The operation was carried mainly by the widows and parents of the Chinese men that had been shot.  These people pretended to be fishermen who came to trade their fishes near the bridge when the day was at dusk.  Carefully watching over the Jap guards on the post who didn't pay much attention to the Chinese as they were about to return to their camp soon.  Once the guards stepped off from the post turning their back towards them.  The Chinese operation team immediately started their action in installing the explosive at the bridge.  They knew very well that they had only about 15 minutes of time for their job.

With a big surprise, while they were busy setting up the bomb, the Japanese commander showed up on a bicycle today!  His bicycle was traveling at a fast speed as if some thing urgent happened.  When the Chinese women and elderly saw him riding on a bicycle about to reach the beach, they became very panic.  Holding the explosive and virtually no other weapon they didn't know what to do.

At a glance the commander knew what was going on.  He pulled his pistol out and shot at the air.  Soon after more and more troops were flooding to the bridge area.  Caught red-handed, the operation failed very badly because they never anticipated that their target would have a bicycle.  Under the order of the commander who was standing next to his bicycle, one by one these assassinators were tied up with their hands behind and lined up on the bridge with their faces facing outward.  Their bodies were leaning on the bridge and lined up in a row.  The commander was very agitated about their sabotage plan and he wanted to execute these people on the spot by himself.  Holding his Samurai sword, one by one, he beheaded them over the bridge.  Streams of blood gushed out freely to the water below from their necks.

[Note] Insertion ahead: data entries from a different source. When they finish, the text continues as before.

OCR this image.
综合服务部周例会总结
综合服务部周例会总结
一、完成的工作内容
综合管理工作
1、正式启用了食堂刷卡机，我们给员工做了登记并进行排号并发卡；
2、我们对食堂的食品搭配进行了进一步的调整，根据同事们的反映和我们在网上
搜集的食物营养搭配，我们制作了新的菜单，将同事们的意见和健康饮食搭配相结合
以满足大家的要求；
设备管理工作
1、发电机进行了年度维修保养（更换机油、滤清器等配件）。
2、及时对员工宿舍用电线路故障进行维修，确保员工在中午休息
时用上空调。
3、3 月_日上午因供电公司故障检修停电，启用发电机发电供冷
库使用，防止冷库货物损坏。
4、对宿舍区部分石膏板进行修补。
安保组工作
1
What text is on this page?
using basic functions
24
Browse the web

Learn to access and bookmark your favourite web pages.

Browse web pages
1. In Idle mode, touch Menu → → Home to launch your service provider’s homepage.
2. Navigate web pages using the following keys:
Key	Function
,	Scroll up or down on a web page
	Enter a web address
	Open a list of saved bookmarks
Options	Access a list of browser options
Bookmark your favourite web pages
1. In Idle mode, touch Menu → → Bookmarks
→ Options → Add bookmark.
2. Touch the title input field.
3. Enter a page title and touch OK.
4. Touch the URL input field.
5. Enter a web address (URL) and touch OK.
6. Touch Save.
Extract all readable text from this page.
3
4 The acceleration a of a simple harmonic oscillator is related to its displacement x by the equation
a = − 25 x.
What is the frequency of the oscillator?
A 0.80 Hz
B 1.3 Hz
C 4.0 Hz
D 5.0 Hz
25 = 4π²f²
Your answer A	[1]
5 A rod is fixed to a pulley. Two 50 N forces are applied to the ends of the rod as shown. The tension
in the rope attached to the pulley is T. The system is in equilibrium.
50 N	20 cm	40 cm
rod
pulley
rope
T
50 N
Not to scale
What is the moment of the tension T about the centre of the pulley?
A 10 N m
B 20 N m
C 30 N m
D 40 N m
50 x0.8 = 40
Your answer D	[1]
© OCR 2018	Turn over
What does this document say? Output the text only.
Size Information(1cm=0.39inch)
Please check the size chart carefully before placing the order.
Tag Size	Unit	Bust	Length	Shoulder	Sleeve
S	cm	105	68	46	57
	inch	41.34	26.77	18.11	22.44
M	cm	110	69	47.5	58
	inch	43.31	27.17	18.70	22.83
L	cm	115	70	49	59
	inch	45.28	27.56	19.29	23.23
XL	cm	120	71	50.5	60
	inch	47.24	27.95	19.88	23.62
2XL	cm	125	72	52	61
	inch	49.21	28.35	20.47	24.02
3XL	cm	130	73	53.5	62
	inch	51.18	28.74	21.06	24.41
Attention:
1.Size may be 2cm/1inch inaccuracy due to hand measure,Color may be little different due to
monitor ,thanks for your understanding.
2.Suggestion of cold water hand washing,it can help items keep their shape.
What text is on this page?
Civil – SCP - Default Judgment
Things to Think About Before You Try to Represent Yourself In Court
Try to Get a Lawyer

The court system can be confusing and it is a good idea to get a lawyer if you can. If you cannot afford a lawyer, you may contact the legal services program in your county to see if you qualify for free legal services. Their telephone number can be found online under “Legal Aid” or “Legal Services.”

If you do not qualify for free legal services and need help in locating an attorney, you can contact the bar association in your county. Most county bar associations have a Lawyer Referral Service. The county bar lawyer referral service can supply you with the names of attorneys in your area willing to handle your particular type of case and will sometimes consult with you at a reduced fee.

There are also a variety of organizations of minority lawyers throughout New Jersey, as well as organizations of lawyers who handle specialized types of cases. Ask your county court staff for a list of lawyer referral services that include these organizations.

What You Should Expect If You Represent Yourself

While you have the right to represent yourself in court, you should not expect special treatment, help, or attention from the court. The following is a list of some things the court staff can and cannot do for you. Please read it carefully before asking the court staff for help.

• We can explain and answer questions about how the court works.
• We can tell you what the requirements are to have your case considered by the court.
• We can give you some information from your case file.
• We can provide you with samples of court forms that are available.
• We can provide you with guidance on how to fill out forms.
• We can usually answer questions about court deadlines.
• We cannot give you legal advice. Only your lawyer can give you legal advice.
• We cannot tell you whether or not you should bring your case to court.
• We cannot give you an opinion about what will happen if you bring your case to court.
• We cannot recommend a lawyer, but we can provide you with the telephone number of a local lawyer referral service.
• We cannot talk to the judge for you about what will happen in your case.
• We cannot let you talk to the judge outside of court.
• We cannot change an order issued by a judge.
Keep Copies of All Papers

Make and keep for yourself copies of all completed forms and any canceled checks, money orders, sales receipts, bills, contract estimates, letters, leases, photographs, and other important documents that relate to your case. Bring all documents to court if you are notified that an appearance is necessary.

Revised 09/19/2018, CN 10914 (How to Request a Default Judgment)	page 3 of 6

That was rumored to be the last killings just before the Japanese forces had surrendered unconditionally.  The war was soon over.  And these people, in fact, didn't have to die if their plan didn't fail because the target came much earlier, or they waited just a few more days till the end of the war.  Full of grief these people cursed every cyclist that ride pass the bridge in their last breath.  Nowadays there had been reports of cyclists would strangely lose control and fell off from their bike into the water when crossing the bridge.  Some said there was as if an invisible hand pulling their legs or strangling their necks while crossing the bridge with their bicycles.